My laptop, which I'm using for photo processing during my month in Ohio, found its disk full after a few days of photos of Anthony's cousins. The 80-gig disk needed a quick upgrade.
On Monday I ordered an “On-The-Go Pro 500GB 7200RPM Triple Interface FW800/FW400/USB 2.0 Storage Solution” from Other World Computing, and it arrived Tuesday. It's a small external housing with Firewire and USB interfaces, and holds the same kind of disk as the laptop; I got the 500 gig version, with the faster 7200 RPM disk, which will help with Lightroom (which benefits greatly from faster disk)..
I plugged it in, copied my whole disk with Carbon Copy Cloner (donationware, like my Lightroom plugins, so I sent $20 in thanks), then swapped the disks so that the new 500-gig disk was in the laptop.
After booting, checking the disk-free space, angels sung: “396 giiiiiig freeeeeeeeeee.”
The On-The-Go external disk housing is great.... it doesn't even require a separate power plug, since it's powered over the Firewire cable. I'll use it with the old 80-gig disk as a photo-backup disk.
I've spent all day copying data around, and can now get back to processing photos. Hopefully tomorrow I can start to process some of the photos from the last couple of days, and get back to posting on the blog...
It’s always nice to have all this extra space…
Did you notice any dif regarding the noise and/or battery time because of the 7200RPM?
I want to do the same on my macbook pro and battery time is very important for me…
Kostas
I haven’t used it enough to tell, but my battery life with my 3-year-old MacBook has always been horrible… it cuts out anywhere from 14% charge to 60% charge. Essentially, I have to always use the power plug, except for brief moments between outlets. —Jeffrey
This enclosure does not require external power for the USB connection either.
Have you actually noticed a speed increas in Lightroom? I upgraded my laptop to a 7200 RPM drive awhile back in hopes of some extra zip, but really got nothign out of it. I’m curious if results are different with different machines or drives…
“it cuts out anywhere from 14% charge to 60% charge”
Try to “calibrate” your battery according to Apple’s instructions: http://support.apple.com/kb/HT1490
I used to have the same problem. Now that I calibrate once per couple of months, it’s ok…
Keep in mind though that you will probably not gain any lost battery capacity, but your laptop will “know” when the battery is empty…
Thanks for the link… I’ll give it a try tonight. One problem, though, is that the “disk low” dialog often doesn’t even pop up… the machine just dies.
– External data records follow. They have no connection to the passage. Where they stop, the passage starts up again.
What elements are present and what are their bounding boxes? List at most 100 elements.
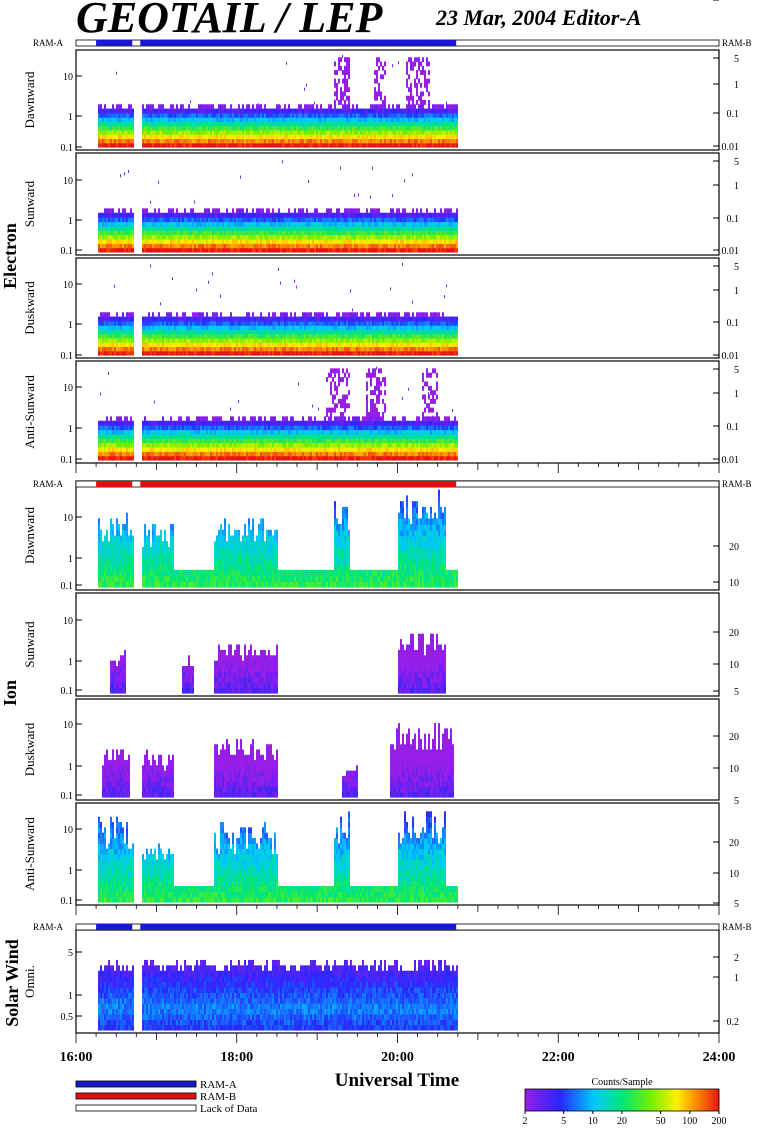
ram-coverage-segment	[96, 40, 133, 46]
heatmap	[98, 262, 458, 356]
left-tick-label: 0.1	[61, 581, 74, 592]
ram-coverage-segment	[96, 481, 133, 487]
heatmap	[110, 633, 446, 694]
colorbar-tick-label: 20	[617, 1116, 627, 1127]
right-tick-label: 0.1	[727, 109, 740, 120]
ram-b-label: RAM-B	[722, 38, 752, 48]
panel-ion-antisunward: Anti-Sunward 10 1 0.1 20 10 5	[22, 802, 739, 910]
left-tick-label: 1	[68, 991, 73, 1002]
panel-ion-dawnward: Dawnward 10 1 0.1 20 10 5	[22, 0, 739, 592]
right-tick-label: 5	[734, 262, 739, 273]
left-tick-label: 1	[68, 216, 73, 227]
panel-ion-duskward: Duskward 10 1 0.1 20 10 5	[22, 698, 739, 807]
right-tick-label: 0.1	[727, 318, 740, 329]
panel-electron-antisunward: Anti-Sunward 10 1 0.1 5 1 0.1 0.01	[22, 360, 740, 466]
right-tick-label: 5	[734, 157, 739, 168]
panel-ylabel: Sunward	[22, 621, 37, 668]
panel-frame	[75, 592, 720, 697]
left-tick-label: 1	[68, 762, 73, 773]
ram-coverage-segment	[96, 924, 133, 930]
right-tick-label: 0.2	[727, 1017, 740, 1028]
heatmap	[98, 54, 458, 148]
left-tick-label: 10	[63, 383, 73, 394]
left-tick-label: 10	[63, 720, 73, 731]
left-tick-label: 0.1	[61, 791, 74, 802]
panel-frame	[75, 152, 720, 256]
right-tick-label: 0.01	[722, 142, 740, 153]
ram-a-label: RAM-A	[33, 38, 64, 48]
left-tick-label: 10	[63, 513, 73, 524]
heatmap	[102, 723, 454, 798]
left-tick-label: 10	[63, 176, 73, 187]
left-tick-label: 1	[68, 112, 73, 123]
ram-a-label: RAM-A	[33, 479, 64, 489]
legend-label: RAM-A	[200, 1079, 237, 1091]
colorbar-tick-label: 200	[712, 1116, 727, 1127]
right-tick-label: 0.01	[722, 351, 740, 362]
right-tick-label: 10	[729, 764, 739, 775]
left-tick-label: 0.1	[61, 455, 74, 466]
right-tick-label: 2	[734, 953, 739, 964]
right-tick-label: 20	[729, 732, 739, 743]
right-tick-label: 1	[734, 389, 739, 400]
right-tick-label: 0.1	[727, 422, 740, 433]
x-tick-label: 24:00	[703, 1050, 736, 1065]
colorbar-tick-label: 2	[523, 1116, 528, 1127]
right-tick-label: 5	[734, 0, 739, 3]
right-tick-label: 1	[734, 973, 739, 984]
ram-b-label: RAM-B	[722, 922, 752, 932]
group-label-ion: Ion	[0, 680, 20, 706]
heatmap	[98, 489, 458, 588]
left-tick-label: 1	[68, 657, 73, 668]
left-tick-label: 10	[63, 616, 73, 627]
left-tick-label: 0.5	[61, 1012, 74, 1023]
colorbar-tick-label: 5	[561, 1116, 566, 1127]
right-tick-label: 5	[734, 365, 739, 376]
heatmap	[98, 366, 458, 461]
panel-ylabel: Duskward	[22, 722, 37, 776]
panel-ylabel: Omni.	[22, 965, 37, 998]
legend-label: Lack of Data	[200, 1103, 258, 1115]
panel-electron-dawnward: Dawnward 10 1 0.1 5 1 0.1 0.01	[22, 49, 740, 154]
right-tick-label: 5	[734, 54, 739, 65]
left-tick-label: 0.1	[61, 686, 74, 697]
right-tick-label: 5	[734, 796, 739, 807]
legend-swatch	[75, 1080, 197, 1088]
right-tick-label: 10	[729, 869, 739, 880]
left-tick-label: 0.1	[61, 246, 74, 257]
ram-mode-bar: RAM-A RAM-B	[33, 38, 752, 48]
colorbar: Counts/Sample 2 5 10 20 50 100 200	[523, 1077, 727, 1127]
left-tick-label: 5	[68, 948, 73, 959]
right-tick-label: 20	[729, 542, 739, 553]
heatmap	[98, 811, 458, 903]
panel-ylabel: Sunward	[22, 180, 37, 227]
group-label-electron: Electron	[0, 223, 20, 289]
left-tick-label: 0.1	[61, 351, 74, 362]
bottom-area: 16:00 18:00 20:00 22:00 24:00 Universal Time R…	[60, 1050, 736, 1127]
colorbar-title: Counts/Sample	[591, 1077, 653, 1088]
legend-label: RAM-B	[200, 1091, 236, 1103]
panel-electron-duskward: Duskward 10 1 0.1 5 1 0.1 0.01	[22, 257, 740, 362]
right-tick-label: 0.01	[722, 455, 740, 466]
panel-frame	[75, 257, 720, 359]
legend-swatch	[75, 1104, 197, 1112]
left-tick-label: 0.1	[61, 143, 74, 154]
right-tick-label: 10	[729, 660, 739, 671]
right-tick-label: 1	[734, 181, 739, 192]
right-tick-label: 1	[734, 80, 739, 91]
x-tick-label: 20:00	[381, 1050, 414, 1065]
panel-ylabel: Anti-Sunward	[22, 817, 37, 891]
colorbar-tick-label: 100	[682, 1116, 697, 1127]
panel-electron-sunward: Sunward 10 1 0.1 5 1 0.1 0.01	[22, 152, 739, 257]
panel-ylabel: Anti-Sunward	[22, 375, 37, 449]
heatmap	[98, 160, 458, 253]
panel-solar-wind-omni: Omni. 5 1 0.5 2 1 0.2	[22, 929, 740, 1034]
group-label-solar-wind: Solar Wind	[2, 939, 22, 1027]
ram-coverage-segment	[140, 40, 457, 46]
left-tick-label: 10	[63, 825, 73, 836]
right-tick-label: 1	[734, 286, 739, 297]
figure-title: GEOTAIL / LEP	[76, 0, 384, 42]
right-tick-label: 20	[729, 838, 739, 849]
panel-ylabel: Dawnward	[22, 506, 37, 564]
I’ve never calibrated it (never knew you could), so maybe it’s just way out of whack. Before sleeping tonight, I’ll shut down all the applications and just let the battery run out. —Jeffrey
[Update] I tried it twice and there wasn’t the slightest change, but after trying a third time, it suddenly seemed better. Thanks! —Jeffrey
>One problem, though, is that the “disk low” dialog often doesn’t even pop up… the machine just dies.
That is because your system doesn’t know the exact state of the battery charge.
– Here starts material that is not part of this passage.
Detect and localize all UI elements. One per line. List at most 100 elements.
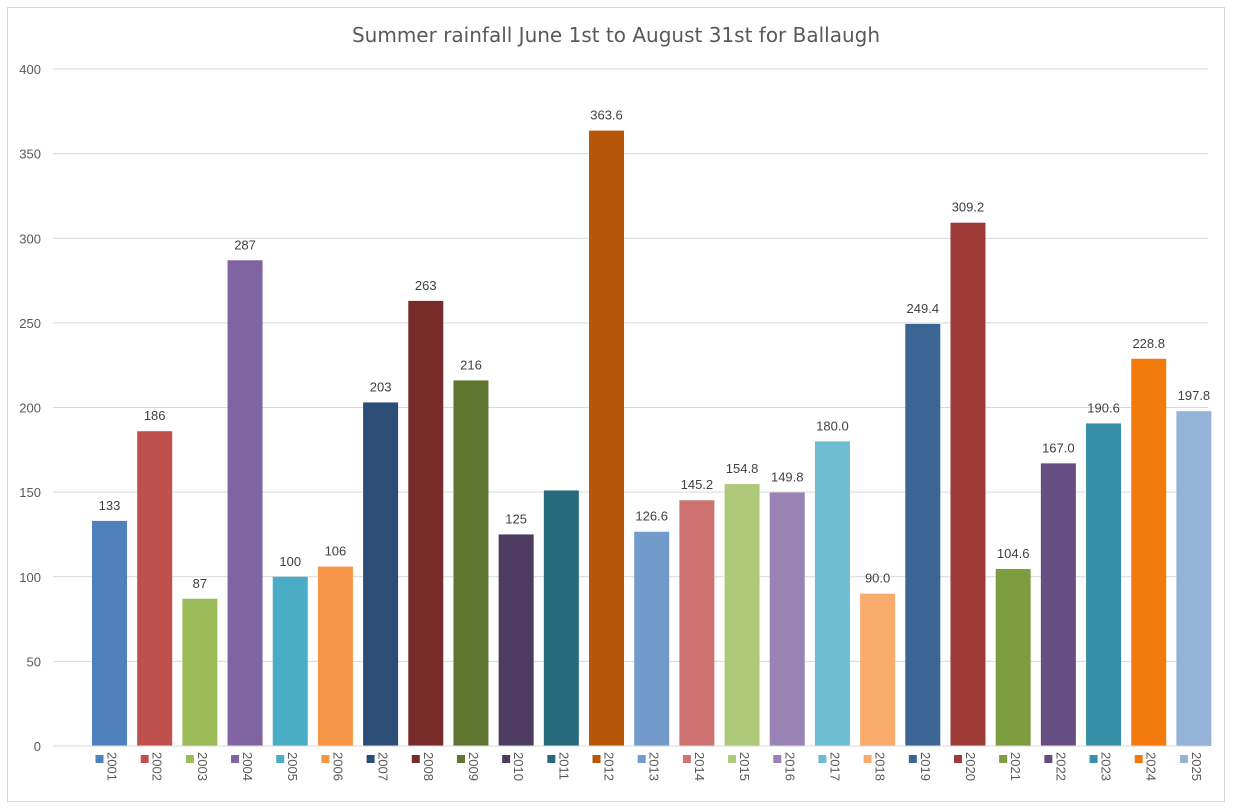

For example it has the value 20% but in reality its 1%. In that case the OS doesn’t alert you that you are low on battery and/or put the system on sleep automatically…
It’s like the battery reports a wrong state to the OS.
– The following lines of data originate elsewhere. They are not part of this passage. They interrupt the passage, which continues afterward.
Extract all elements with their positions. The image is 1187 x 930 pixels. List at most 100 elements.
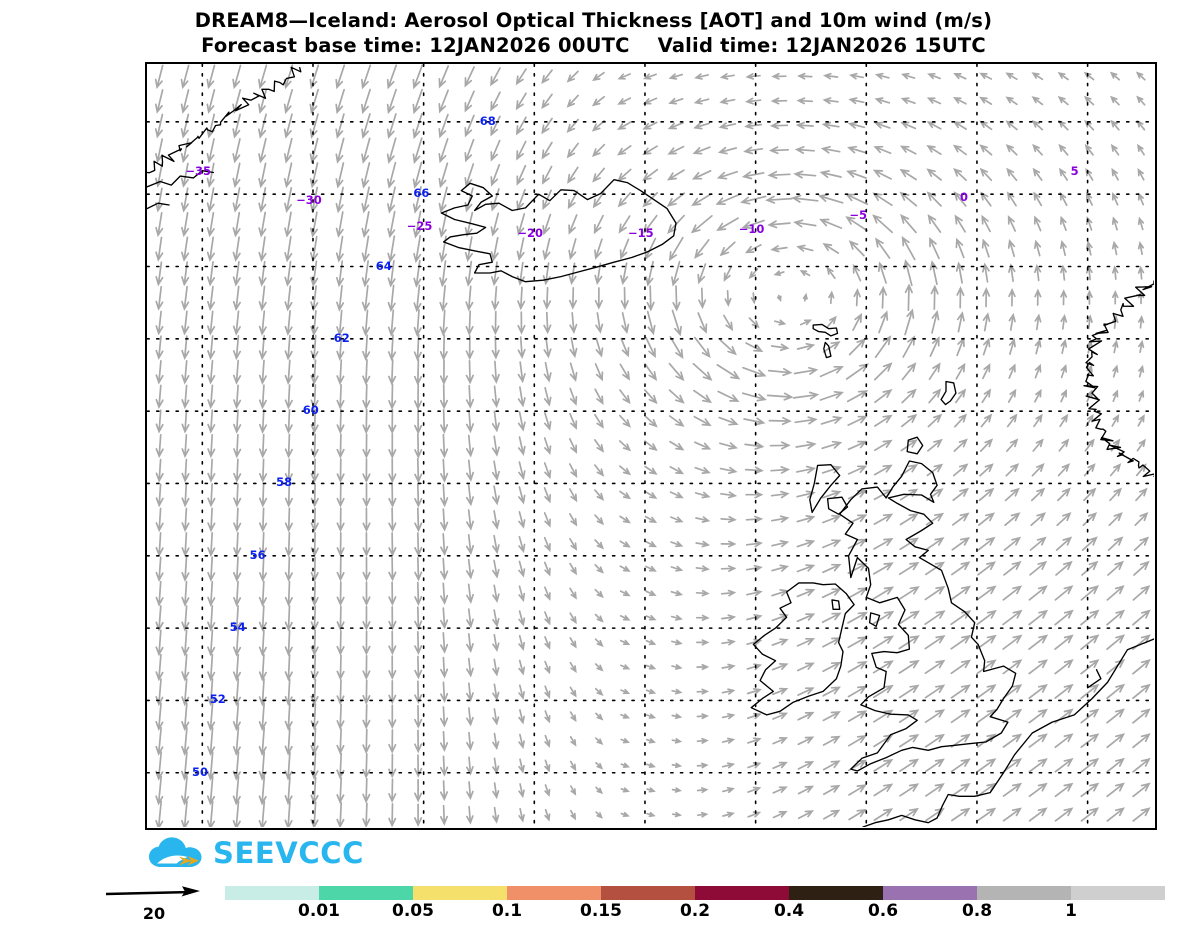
wind-vector	[515, 92, 527, 111]
wind-vector	[362, 507, 371, 533]
wind-vector	[180, 162, 189, 188]
wind-vector	[284, 310, 293, 336]
wind-vector	[741, 392, 767, 402]
wind-vector	[847, 121, 866, 129]
wind-vector	[721, 663, 736, 671]
colorbar-tick-0.05: 0.05	[392, 901, 434, 921]
wind-vector	[847, 563, 868, 574]
wind-vector	[310, 260, 319, 288]
wind-vector	[817, 194, 844, 204]
wind-vector	[671, 260, 681, 287]
wind-vector	[1138, 389, 1145, 402]
lon-label--10: −10	[738, 222, 765, 237]
wind-vector	[1083, 71, 1095, 81]
wind-vector	[594, 564, 604, 574]
wind-vector	[793, 170, 817, 179]
coastline-greenland-fringe	[147, 170, 215, 188]
wind-vector	[745, 73, 761, 80]
wind-vector	[847, 415, 868, 426]
wind-vector	[1137, 314, 1145, 329]
wind-vector	[873, 538, 894, 550]
wind-vector	[155, 409, 164, 434]
lat-label-66: 66	[413, 186, 430, 201]
wind-vector	[1083, 487, 1097, 502]
wind-vector	[155, 532, 164, 558]
wind-vector	[822, 514, 842, 524]
wind-vector	[232, 211, 241, 238]
wind-vector	[466, 805, 474, 825]
wind-vector	[720, 540, 737, 548]
wind-vector	[620, 688, 631, 695]
wind-vector	[620, 664, 631, 670]
wind-vector	[335, 186, 344, 214]
wind-vector	[976, 585, 997, 601]
wind-vector	[821, 440, 843, 450]
wind-vector	[568, 214, 578, 235]
wind-vector	[956, 336, 965, 357]
wind-vector	[1137, 414, 1145, 427]
wind-vector	[982, 363, 991, 380]
aot-colorbar: 0.01 0.05 0.1 0.15 0.2 0.4 0.6 0.8 1	[225, 886, 1165, 926]
wind-vector	[388, 803, 397, 827]
wind-vector	[694, 491, 711, 499]
wind-vector	[438, 211, 448, 238]
colorbar-segment-0	[225, 886, 319, 900]
wind-vector	[1106, 757, 1125, 773]
wind-vector	[642, 121, 658, 130]
wind-vector	[1008, 263, 1016, 282]
wind-vector	[414, 778, 423, 803]
wind-vector	[1028, 708, 1048, 724]
wind-vector	[644, 363, 658, 381]
wind-vector	[743, 146, 764, 155]
wind-vector	[979, 463, 994, 477]
wind-vector	[206, 726, 216, 757]
wind-vector	[595, 712, 604, 721]
wind-vector	[490, 261, 500, 287]
wind-vector	[414, 729, 423, 754]
wind-vector	[1029, 536, 1047, 551]
wind-vector	[1002, 585, 1023, 601]
wind-vector	[926, 145, 942, 156]
wind-vector	[206, 261, 216, 287]
wind-vector	[544, 586, 551, 601]
wind-vector	[541, 93, 553, 110]
wind-vector	[207, 458, 216, 483]
wind-vector	[258, 726, 267, 757]
wind-vector	[388, 532, 397, 557]
wind-vector	[1028, 758, 1048, 773]
wind-vector	[388, 778, 397, 804]
wind-vector	[181, 335, 190, 360]
wind-vector	[543, 286, 552, 310]
wind-vector	[388, 679, 397, 705]
wind-vector	[646, 762, 656, 768]
wind-vector	[1138, 364, 1145, 378]
wind-vector	[670, 516, 684, 523]
wind-vector	[695, 614, 710, 621]
wind-vector	[336, 654, 345, 681]
wind-vector	[258, 88, 268, 114]
map-vector-layer	[147, 64, 1154, 827]
wind-vector	[719, 442, 738, 450]
wind-vector	[797, 687, 815, 696]
wind-vector	[465, 335, 474, 361]
wind-vector	[155, 212, 164, 238]
wind-vector	[1110, 143, 1120, 156]
wind-vector	[284, 433, 293, 459]
wind-vector	[745, 515, 764, 523]
wind-vector	[744, 97, 762, 105]
wind-vector	[620, 713, 631, 719]
wind-vector	[955, 237, 965, 259]
lat-label-56: 56	[249, 547, 266, 562]
wind-vector	[795, 465, 817, 474]
wind-vector	[258, 310, 267, 336]
wind-vector	[258, 507, 268, 533]
wind-vector	[797, 810, 815, 820]
wind-vector	[1111, 240, 1119, 256]
wind-vector	[518, 610, 526, 627]
wind-vector	[387, 334, 397, 362]
wind-vector	[1111, 265, 1119, 280]
wind-vector	[309, 162, 319, 189]
wind-vector	[543, 561, 551, 577]
wind-vector	[772, 712, 789, 720]
wind-vector	[1136, 143, 1145, 156]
After the calibration (or a couple of calibrations) your system will “know” and take the actions required.
btw, in case the problem is solved or in case you get a new battery, let us know about the performance with the 7200RPM HD.
Kostas
Yes, those 7200 RPM drives are nice… but be very careful about using the USB port without an external power supply. I tell you this from personal experience (a badly corrupted drive).
USB ports don’t necessarily put out enough power to reliably run a drive of this type. On many laptops, the ‘side’ USB ports will be fine, while the ‘back’ USB ports just don’t put out enough juice, or viceversa. If it works, it is right on the edge of not working. And dropping power intermittently while trying to put data on a disk is a sure formula for doom.
Many drives of this type include a special USB cable with two laptop connectors and one drive connector. One laptop connector is for power and the other for power+data, so you are getting juice from two ports instead of one.
5200 RPM drives aren’t as power hungry as the 7200 RPM, and are pretty reliable on USB. When asked I suggest smaller slower yet much more reliable drives in the 2.5 inch form factor, using them only as a scratch disks until the data can be put on ‘real’ storage. I would rather spread my data across two smaller drives anyway… those things are very fragile, and splitting the data reduces the chance of losing everything to an accidentally dropped portable drive. (Same thing with camera cards… I would rather use 4GB cards and switch once in a while than risk losing everything in one large 16GB card.)